• Biomed Res Int · Jan 2015

    Early Fluid Resuscitation and High Volume Hemofiltration Decrease Septic Shock Progression in Swine.

    • Ping Zhao, Ruiqiang Zheng, Lu Xue, Min Zhang, and Xiaoyan Wu.
    • Intensive Care Unit, Subei People's Hospital of Jiangsu Province & Clinical Medical School of Yangzhou University, Yangzhou, Jiangsu 225001, China ; Intensive Care Unit, Wujin People's Hospital & Clinical Medical School of Jiangsu University, Zhenjiang, Jiangsu 213017, China.
    • Biomed Res Int. 2015 Jan 1; 2015: 181845.

    AbstractThis study aimed to assess the effects of early fluid resuscitation (EFR) combined with high volume hemofiltration (HVHF) on the cardiopulmonary function and removal of inflammatory mediators in a septic shock swine model.

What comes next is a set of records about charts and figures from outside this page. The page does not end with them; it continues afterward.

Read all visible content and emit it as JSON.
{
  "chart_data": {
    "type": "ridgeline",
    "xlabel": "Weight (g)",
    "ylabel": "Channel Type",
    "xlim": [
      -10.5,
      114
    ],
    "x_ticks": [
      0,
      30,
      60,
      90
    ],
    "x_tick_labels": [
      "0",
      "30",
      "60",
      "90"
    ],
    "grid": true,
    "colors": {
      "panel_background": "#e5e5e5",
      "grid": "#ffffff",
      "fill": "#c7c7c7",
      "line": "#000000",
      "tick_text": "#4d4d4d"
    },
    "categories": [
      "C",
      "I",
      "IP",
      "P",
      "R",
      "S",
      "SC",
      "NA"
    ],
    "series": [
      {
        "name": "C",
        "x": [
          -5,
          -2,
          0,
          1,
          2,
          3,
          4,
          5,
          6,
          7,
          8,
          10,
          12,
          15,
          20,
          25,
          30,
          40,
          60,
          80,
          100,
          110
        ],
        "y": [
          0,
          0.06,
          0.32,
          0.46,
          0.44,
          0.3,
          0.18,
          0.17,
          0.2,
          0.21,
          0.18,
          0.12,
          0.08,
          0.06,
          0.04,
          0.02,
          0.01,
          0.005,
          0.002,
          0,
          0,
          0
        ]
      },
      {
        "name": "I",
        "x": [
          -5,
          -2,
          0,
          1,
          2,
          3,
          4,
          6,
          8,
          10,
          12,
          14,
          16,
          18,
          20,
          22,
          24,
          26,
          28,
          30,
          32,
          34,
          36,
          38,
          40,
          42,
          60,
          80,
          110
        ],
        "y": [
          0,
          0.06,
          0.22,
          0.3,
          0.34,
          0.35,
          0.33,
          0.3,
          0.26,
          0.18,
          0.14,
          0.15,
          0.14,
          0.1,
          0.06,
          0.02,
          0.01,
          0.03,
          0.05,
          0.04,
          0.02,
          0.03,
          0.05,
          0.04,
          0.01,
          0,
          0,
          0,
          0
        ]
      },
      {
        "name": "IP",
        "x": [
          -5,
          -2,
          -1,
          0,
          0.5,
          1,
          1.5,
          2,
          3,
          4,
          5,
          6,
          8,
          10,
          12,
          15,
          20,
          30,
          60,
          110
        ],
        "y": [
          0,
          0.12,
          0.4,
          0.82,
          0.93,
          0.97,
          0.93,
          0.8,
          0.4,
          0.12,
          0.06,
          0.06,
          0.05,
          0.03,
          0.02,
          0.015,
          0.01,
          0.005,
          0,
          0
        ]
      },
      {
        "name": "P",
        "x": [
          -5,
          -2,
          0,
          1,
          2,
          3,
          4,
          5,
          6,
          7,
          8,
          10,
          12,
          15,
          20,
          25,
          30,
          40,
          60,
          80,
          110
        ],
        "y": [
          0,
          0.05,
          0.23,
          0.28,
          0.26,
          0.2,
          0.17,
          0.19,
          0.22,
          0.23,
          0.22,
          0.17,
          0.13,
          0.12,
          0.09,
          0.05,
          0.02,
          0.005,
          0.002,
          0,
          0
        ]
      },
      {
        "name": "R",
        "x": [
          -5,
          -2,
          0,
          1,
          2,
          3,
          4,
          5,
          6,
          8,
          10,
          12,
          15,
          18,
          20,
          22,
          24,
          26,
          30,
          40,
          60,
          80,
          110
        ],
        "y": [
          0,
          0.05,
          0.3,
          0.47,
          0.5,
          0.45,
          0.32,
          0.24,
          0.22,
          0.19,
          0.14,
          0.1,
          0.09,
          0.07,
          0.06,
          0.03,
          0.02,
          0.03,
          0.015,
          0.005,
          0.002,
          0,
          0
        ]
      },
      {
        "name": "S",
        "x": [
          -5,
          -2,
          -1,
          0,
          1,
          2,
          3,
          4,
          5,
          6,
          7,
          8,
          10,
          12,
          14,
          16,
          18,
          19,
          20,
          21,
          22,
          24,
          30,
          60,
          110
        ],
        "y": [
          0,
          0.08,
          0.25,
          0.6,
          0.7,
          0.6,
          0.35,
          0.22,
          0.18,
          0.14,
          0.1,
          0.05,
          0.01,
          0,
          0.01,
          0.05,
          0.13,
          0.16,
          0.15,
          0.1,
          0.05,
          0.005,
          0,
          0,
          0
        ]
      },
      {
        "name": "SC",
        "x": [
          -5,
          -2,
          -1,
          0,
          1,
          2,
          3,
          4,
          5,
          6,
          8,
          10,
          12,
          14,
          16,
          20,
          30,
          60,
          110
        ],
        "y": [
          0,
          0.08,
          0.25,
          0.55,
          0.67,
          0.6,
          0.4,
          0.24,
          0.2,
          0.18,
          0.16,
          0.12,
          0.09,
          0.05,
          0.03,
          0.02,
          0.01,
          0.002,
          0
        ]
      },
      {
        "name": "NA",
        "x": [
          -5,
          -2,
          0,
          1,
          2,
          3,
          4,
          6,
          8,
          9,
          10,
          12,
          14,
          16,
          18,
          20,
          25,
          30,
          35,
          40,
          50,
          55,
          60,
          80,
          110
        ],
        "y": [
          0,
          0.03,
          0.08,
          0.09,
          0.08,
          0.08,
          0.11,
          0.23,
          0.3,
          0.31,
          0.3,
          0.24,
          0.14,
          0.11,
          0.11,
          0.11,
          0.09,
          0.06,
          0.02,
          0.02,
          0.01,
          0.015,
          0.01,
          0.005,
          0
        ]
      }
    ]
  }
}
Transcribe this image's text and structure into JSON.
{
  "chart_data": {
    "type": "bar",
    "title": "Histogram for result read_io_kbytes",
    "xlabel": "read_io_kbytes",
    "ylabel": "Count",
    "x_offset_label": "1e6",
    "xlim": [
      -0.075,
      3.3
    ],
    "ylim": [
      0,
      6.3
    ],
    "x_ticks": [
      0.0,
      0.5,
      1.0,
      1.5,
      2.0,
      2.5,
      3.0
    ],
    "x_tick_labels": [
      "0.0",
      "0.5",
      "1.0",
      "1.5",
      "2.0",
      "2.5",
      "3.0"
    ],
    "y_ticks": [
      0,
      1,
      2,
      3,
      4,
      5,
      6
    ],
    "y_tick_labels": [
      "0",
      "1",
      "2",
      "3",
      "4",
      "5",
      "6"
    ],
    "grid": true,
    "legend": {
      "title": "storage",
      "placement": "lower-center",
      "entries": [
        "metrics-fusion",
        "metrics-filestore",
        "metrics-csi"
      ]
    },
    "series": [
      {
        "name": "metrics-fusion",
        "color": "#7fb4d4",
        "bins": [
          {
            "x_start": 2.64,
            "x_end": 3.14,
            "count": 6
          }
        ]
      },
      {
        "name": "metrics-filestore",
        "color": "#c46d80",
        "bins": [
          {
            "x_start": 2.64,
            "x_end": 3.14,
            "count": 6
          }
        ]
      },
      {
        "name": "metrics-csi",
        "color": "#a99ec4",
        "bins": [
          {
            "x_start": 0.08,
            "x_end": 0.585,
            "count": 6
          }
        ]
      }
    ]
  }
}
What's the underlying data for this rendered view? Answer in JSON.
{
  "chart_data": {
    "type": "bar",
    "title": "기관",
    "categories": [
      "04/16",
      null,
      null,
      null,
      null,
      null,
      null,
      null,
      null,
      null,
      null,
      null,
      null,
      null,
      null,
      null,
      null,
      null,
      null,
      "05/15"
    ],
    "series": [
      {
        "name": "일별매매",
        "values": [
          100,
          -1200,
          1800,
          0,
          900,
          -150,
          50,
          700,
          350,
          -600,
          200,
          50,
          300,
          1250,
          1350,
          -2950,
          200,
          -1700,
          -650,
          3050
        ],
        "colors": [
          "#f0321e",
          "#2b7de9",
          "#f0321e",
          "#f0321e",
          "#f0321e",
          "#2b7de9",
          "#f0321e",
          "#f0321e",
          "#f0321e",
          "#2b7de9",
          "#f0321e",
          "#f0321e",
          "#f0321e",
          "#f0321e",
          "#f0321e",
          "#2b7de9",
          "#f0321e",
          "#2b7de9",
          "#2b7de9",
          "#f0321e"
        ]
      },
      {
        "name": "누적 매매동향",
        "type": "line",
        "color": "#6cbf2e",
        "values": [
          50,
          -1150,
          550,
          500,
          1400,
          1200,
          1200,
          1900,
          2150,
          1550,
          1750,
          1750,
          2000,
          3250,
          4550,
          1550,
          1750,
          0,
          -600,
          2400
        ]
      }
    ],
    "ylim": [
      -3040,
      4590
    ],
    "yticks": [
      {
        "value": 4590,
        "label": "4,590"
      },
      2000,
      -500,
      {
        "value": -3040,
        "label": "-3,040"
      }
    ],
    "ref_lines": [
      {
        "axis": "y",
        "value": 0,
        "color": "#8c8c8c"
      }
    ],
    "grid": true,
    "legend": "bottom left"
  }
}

Eighteen swine were randomized into three groups: control (n = 6) (extracorporeal circulating blood only), continuous renal replacement therapy (CRRT) (n = 6; ultrafiltration volume = 25 mL/Kg/h), and HVHF (n = 6; ultrafiltration volume = 85 mL/Kg/h). The septic shock model was established by intravenous infusion of lipopolysaccharides (50 µg/kg/h). Hemodynamic parameters (arterial pressure, heart rate, cardiac output, stroke volume variability, left ventricular contractility, systemic vascular resistance, and central venous pressure), vasoactive drug parameters (dose and time of norepinephrine and hourly fluid intake), pulmonary function (partial oxygen pressure and vascular permeability), and cytokines (interleukin-6 and interleukin-10) were observed. Treatment resulted in significant changes at 4-6 h. HVHF was beneficial, as shown by the dose of vasoactive drugs, fluid intake volume, left ventricular contractility index, and partial oxygen pressure. Both CRRT and HVHF groups showed improved removal of inflammatory mediators compared with controls. In conclusion, EFR combined with HVHF improved septic shock in this swine model. The combination decreased shock progression, reduced the need for vasoactive drugs, and alleviated the damage to cardiopulmonary functions.